For clinicians already making this call intuitively, PALMARES-2 provides the evidence to support it. The data do not endorse a blanket continuation strategy, and questions remain around treatment gaps and timing. But for patients with favorable biology and focal progression, the case for continuing first-line therapy—and investing in the local-regional infrastructure to make it feasible—is now well-supported.²

Determining Denosumab Dosing Intervals

For patients with HR+ metastatic breast cancer, bone metastases and skeletal-related events represent a significant source of morbidity—and the agents used to prevent them carry their own toxicity burden. The SAKK 96/12 REDUSE trial (NCT02051218) addressed the question: does denosumab need to be given every 4 weeks, or can the interval be safely extended?²

REDUSE enrolled patients with at least 3 bone metastases, randomizing them to standard denosumab 120 mg every 4 weeks or 4 monthly lead-in doses followed by every 12-week dosing. Extended-interval dosing was non-inferior for SRE prevention and came with a cleaner safety profile—lower rates of both hypocalcemia and osteonecrosis of the jaw. A formal health-economic analysis is pending, but with similar efficacy and fewer adverse events, the cost-effectiveness case for quarterly dosing is expected to follow.²

“The financial analysis is ongoing, but if I were a betting gal, I would say it's probably going to be favorable to do every 12‑week dosing instead, knowing that the outcomes are similar,” explained Kelly Romo, PharmD, BCOP, manager of Oncology Medical Drug Management and Customer Initiatives at Blue Cross Blue Shield of Michigan.²

The data presented across this session reflect a field grappling productively with complexity—not just in terms of what works, but also who benefits, when to act, and how to make evidence-driven decisions sustainable in practice.

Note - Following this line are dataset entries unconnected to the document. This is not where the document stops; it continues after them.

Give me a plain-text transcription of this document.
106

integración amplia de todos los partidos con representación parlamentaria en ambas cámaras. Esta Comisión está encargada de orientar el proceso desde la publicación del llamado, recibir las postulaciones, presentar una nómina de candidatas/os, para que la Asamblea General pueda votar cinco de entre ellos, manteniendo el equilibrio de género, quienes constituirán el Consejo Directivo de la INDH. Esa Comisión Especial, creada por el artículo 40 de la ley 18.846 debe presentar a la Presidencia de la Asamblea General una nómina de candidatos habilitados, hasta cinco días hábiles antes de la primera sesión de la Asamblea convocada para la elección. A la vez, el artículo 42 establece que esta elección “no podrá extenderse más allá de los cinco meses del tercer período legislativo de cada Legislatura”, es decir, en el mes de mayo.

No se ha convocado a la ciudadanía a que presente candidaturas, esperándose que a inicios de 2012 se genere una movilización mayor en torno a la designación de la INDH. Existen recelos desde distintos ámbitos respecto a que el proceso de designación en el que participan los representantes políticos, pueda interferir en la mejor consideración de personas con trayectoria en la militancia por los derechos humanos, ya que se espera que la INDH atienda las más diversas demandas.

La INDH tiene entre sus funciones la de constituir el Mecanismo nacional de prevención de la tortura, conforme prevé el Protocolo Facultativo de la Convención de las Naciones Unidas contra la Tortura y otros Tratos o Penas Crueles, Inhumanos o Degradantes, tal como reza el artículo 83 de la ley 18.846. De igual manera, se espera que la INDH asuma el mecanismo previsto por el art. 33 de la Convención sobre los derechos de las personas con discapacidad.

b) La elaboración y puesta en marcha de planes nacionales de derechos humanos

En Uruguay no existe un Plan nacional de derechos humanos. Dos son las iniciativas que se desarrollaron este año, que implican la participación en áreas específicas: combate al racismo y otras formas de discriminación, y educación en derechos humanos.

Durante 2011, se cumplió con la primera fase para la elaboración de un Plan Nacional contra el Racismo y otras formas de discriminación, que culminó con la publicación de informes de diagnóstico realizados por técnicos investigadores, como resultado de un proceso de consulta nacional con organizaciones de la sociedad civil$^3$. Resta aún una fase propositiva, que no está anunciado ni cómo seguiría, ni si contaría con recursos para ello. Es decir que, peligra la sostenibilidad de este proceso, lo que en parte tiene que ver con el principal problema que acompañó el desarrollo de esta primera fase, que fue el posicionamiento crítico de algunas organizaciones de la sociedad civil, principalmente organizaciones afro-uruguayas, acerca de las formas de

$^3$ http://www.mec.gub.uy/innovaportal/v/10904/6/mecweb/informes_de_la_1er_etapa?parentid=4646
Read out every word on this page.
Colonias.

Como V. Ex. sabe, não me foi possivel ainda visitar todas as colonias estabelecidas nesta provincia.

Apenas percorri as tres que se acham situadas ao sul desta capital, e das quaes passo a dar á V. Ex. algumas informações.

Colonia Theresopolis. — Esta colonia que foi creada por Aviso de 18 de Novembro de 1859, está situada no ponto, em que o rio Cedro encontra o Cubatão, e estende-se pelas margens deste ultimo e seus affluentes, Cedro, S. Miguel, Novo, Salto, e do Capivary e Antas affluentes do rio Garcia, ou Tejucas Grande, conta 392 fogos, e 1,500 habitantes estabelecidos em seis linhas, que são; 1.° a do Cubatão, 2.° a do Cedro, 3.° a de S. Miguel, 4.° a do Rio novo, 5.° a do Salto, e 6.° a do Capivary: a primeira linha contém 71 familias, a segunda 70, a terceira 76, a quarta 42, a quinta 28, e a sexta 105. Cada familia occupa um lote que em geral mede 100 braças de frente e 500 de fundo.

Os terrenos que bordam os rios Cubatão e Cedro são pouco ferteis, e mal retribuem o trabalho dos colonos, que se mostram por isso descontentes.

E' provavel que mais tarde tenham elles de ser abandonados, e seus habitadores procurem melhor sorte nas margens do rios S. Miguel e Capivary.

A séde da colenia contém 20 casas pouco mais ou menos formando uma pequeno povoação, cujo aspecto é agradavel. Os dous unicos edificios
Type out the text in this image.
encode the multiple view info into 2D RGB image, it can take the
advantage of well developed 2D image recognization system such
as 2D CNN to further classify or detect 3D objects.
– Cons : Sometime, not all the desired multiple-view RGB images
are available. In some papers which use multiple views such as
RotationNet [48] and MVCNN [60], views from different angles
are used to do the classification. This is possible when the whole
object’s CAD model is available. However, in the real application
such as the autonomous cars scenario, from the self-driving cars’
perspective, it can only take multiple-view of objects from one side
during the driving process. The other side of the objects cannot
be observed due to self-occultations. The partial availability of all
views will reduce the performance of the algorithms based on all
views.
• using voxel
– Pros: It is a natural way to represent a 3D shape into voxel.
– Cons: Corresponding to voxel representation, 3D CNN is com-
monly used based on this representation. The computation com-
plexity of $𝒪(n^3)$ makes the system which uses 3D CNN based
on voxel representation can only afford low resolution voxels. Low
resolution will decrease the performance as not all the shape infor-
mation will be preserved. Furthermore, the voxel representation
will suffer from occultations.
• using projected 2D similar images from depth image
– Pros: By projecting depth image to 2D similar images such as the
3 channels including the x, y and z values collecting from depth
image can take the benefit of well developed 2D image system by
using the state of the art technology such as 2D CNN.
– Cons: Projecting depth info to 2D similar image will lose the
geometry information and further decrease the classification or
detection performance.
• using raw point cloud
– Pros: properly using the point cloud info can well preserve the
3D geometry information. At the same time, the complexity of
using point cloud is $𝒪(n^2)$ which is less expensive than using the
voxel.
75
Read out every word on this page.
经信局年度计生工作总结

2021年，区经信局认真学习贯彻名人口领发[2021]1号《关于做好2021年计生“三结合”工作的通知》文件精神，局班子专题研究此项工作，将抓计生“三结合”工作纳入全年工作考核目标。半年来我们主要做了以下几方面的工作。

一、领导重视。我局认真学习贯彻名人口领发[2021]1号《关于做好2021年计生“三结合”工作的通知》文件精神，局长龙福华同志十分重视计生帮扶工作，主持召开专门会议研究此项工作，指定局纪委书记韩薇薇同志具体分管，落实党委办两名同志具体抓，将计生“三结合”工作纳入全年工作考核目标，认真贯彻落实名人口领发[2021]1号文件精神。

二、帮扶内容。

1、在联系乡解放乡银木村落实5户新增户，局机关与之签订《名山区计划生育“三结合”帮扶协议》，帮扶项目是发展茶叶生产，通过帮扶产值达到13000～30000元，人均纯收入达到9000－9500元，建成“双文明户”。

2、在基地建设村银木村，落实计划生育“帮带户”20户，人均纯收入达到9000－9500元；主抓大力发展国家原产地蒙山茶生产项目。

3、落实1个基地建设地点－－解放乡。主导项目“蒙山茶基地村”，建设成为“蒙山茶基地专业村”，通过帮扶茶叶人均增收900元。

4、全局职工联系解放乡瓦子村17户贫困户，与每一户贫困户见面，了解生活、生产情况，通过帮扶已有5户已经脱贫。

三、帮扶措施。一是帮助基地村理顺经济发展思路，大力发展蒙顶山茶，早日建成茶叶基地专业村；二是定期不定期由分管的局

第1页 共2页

From sequencing oral SERDs with CDK4/6 inhibitors, to rethinking progression as a signal to pause rather than pivot, to optimizing bone-health regimens long governed by habit, the throughline is consistent: precision in breast cancer care now extends beyond the molecular to the operational, the financial, and the deeply individual. The session closed not with definitive answers but with a sharper set of questions—and in a disease this complex, that may be the most honest measure of progress.

REFERENCES

1. Key Statistics for Breast Cancer. American Cancer Society. Updated January 13, 2026. Accessed June 18, 2026. https://www.cancer.org/cancer/types/breast-cancer/about/how-common-is-breast-cancer.html

2. DiMarco R, Butts A, Romo K. Translating Discovery Into Delivery: Personalized Pathways for Breast Cancer Care. Presented at: Oncology Pharmacists Connect 2026. June 18-19, 2026. Austin, TX.